Сцена из современного Фауста

Жаркий солнечный день на берегу моря.
Отдельный пляж – каменная площадка, зажатая между обрывами скалистого берега, - заполнен разноплеменными отдыхающими. Тут всегда тесно, морская свежесть смешивается с горячим запахом загорелых тел. Тут говорят на разных языках, тут немцы и немки,.. Американцы и англичане, норвежцы, шведы, австрийцы. Немцы то играют в карты, то, сопровождая их громкими возгласами «Яволь!», обмениваются какими-то бесспорными истинами. Американцы без конца листают иллюстрированные журналы. Северяне, молча сосредоточенно подставляют солнцу то лица, то грудь или спину.
В поисках тени поднимаюсь по каменным ступенькам в маленький садик, усыпанный галькой. Здесь просторно, пусто, только на одной скамье сидят двое мужчин в шортах. Один совсем молод, у него длинные волосы и обвисшие плечи, лицо нежное, бледное, в веснушках. Другой намного старше, худой, мускулистый, с серебрящимися волосами, в толстых очках, на которые надеты темные стекла от солнца. Сажусь на соседнюю скамью и невольно вслушиваюсь в их разговор.
-Скучно, скучно, - говорит мужчина в очках; голос у него высокий и резкий. – Ваше уныние, ваши вопросы: что делать? что делать? – все это, уверяю вас от снобизма, от неумения мыслить разумно. Скучно…
Неожиданно вспоминаю пушкинскую «Сцену из Фауста»: « Мне скучно, бес…»
Кто же он – Мефистофель или Фауст? А он тем временем продолжает:
-Что делать? Чего проще – изучите какую-нибудь науку и живите ею. А если вы не в состоянии посвятить себя науке – погибайте! В мире ничего не изменится от болтовни и ребячьих бунтов. Века, тысячелетия, жизнь не менялась – человек дрожал от страха, мерз в пещерах, погибал в схватке с более сильными животными, умирал от пустяшных болезней. А теперь…Ну, да вы сами видите, наука революционизировала жизнь. А вас почему-то тянет к старому. Удивительное дело: современные молодые люди душой, разумом, стары – молодые старики. Они устают еще прежде, чем начали жить. В век точных знаний, они волнуются из-за химер, поддаются соблазнам, обману, суевериям, культивируют секс без любви, одурманивают себя наркотиками и поверхностными идеями, видят сны наяву и, конечно, устают, стареют, размякают…А нужно только одно: знаний, знаний, знаний…
Я слушал полный удивления. Память снова услужливо подсказала пушкинские строчки: « В глубоком знанье жизни нет, - я проклял ложных знаний свет…»

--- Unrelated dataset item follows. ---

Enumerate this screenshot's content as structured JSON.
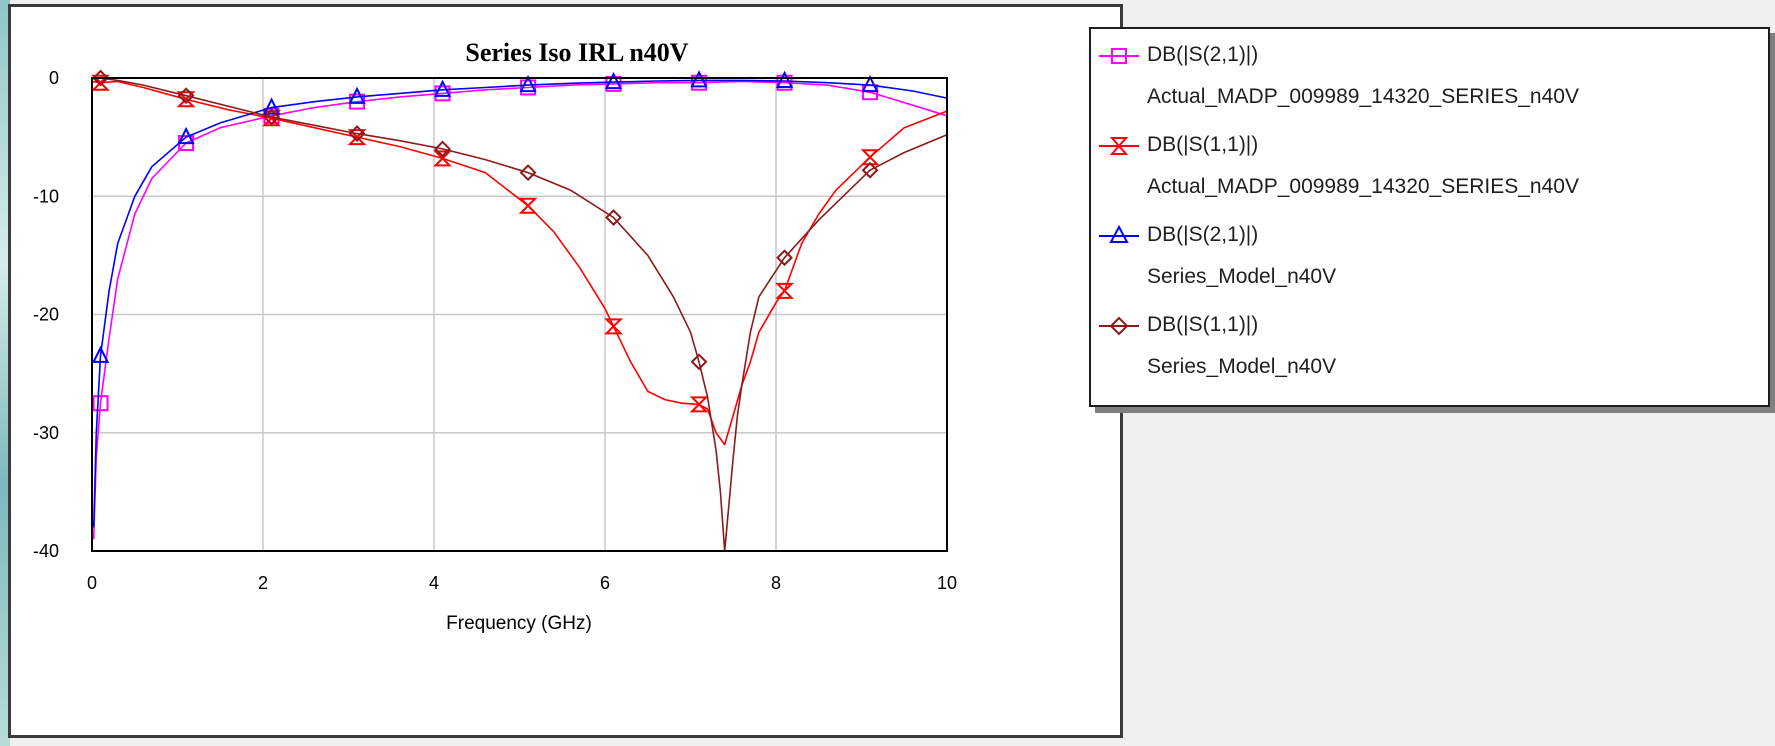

И я стал с нетерпением ждать, когда вступит в разговор второй собеседник. Но он молчал и глядел куда-то перед собой. Потом он заговорил, как будто обращаясь к самому себе:
-Теплоты и счастье – вот что мне нужно.
-От счастья проку нет! – возразил первый. – Счастливы нищие духом. Счастливы пьяницы. Ваши коллеги, подстегивающие себя всякой дрянью, - счастливы. Их счастье продолжается минуты, самое большое – несколько часов. А плата за это  - вся жизнь. Не доверяйте грезам о счастье. Ваша обязанность – изучить науку.
-Зачем?
-Чтобы познать мир!
-А станет ли он от этого лучше? Что бесспорного дала людям наука?
-Объективное познание.
-Да, объективное познание вместе с атомной бомбой. Вместе с городами, где уже нечем дышать, с отравленными реками. Познание законов природы?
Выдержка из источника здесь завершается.